Na vasta planície do atual norte fluminense, o mar avançou até a zona serrana, em Itereré, alcançando a lagoa de Cima. A baixada se transformou numa grande lagoa demarcada por ilhas. Supõe-se que o antigo continente invadido pelo avanço do mar fosse um terreno de tabuleiros ligado a uma grande restinga que se estendia da atual Barra do Furado (que então não existia) até o rio Macaé (que já existia). Os tabuleiros são formados por argila grossa com concreções ferruginosas. A topografia é caracterizada por ondulações suaves. Já uma restinga é formada por substrato arenoso.
Quatro geólogos formularam esta tese com base em métodos radioativos. Seus nomes são Louis Martin, Kenitiro Suguiu, José Maria Landim e Jean-Maria Flexor. Eles escreveram vários artigos sobre a nova tese juntos ou separados. Em 1997, os quatro publicaram um livro comparando a formação do delta do Paraíba do Sul à formação do delta do rio Doce. O título do livro é “Geologia do Quaternário costeiro do litoral do norte do Rio de Janeiro e do Espírito Santo”.
O avanço máximo do mar, segundo eles, foi alcançado em 5.100 anos antes do presente. A partir de então, ele começou a recuar. A grande lagoa formada pelo mar foi sendo aterrada pelo rio Paraíba do Sul, principalmente. Na altura de Campos (que ainda não existia, é claro), houve uma grande bifurcação do rio.
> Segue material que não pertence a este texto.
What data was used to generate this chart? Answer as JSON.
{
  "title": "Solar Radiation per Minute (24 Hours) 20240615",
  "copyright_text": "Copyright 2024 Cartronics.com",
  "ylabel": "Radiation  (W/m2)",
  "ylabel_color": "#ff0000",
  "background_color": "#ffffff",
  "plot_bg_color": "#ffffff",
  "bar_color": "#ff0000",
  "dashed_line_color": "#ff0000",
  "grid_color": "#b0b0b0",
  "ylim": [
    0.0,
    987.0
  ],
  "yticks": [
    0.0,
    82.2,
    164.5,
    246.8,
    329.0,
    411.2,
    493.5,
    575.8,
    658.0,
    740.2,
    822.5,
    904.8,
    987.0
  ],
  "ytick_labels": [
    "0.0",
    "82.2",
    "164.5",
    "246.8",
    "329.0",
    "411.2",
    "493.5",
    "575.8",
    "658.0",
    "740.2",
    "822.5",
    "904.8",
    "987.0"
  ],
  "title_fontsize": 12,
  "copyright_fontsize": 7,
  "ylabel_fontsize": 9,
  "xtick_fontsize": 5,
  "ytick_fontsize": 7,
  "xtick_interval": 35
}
Um braço dirigiu-se para o Açu ramificando-se em vários canais, como o delta pé de ganso identificado por Lamego. Mas só chegou timidamente ao mar pelo antigo rio Iguaçu, hoje lagoa do Açu. Esse braço morreu por conta própria em grande parte. Os colonos de origem europeia, a partir dos Sete Capitães, o denominaram de córrego ou canal do Cula, que serviu de base para a penetração para o interior através de uma estrada de terra batida originalmente. Depois, uma ferrovia. Por fim, a estrada asfaltada Campos-Farol.
O outro grande braço dirigiu-se à atual Atafona e chegou ao mar no ponto em que hoje se situa o pequeno delta do Paraíba do Sul. Como não existem pedras criadas pela própria natureza, o forte jato do Paraíba do Sul desembocando no mar funcionou como obstáculo para reter areia transportada pelas correntes do norte para o sul e formando a maior restinga do estado do Rio de Janeiro. A força do Paraíba do Sul, há 2 mil anos era muito maior que a de hoje. Ela enfrentava as correntes marinhas com maior competência que hoje. Mesmo assim, os processos erosivos registrados em Atafona já existiam, embora em grau menor.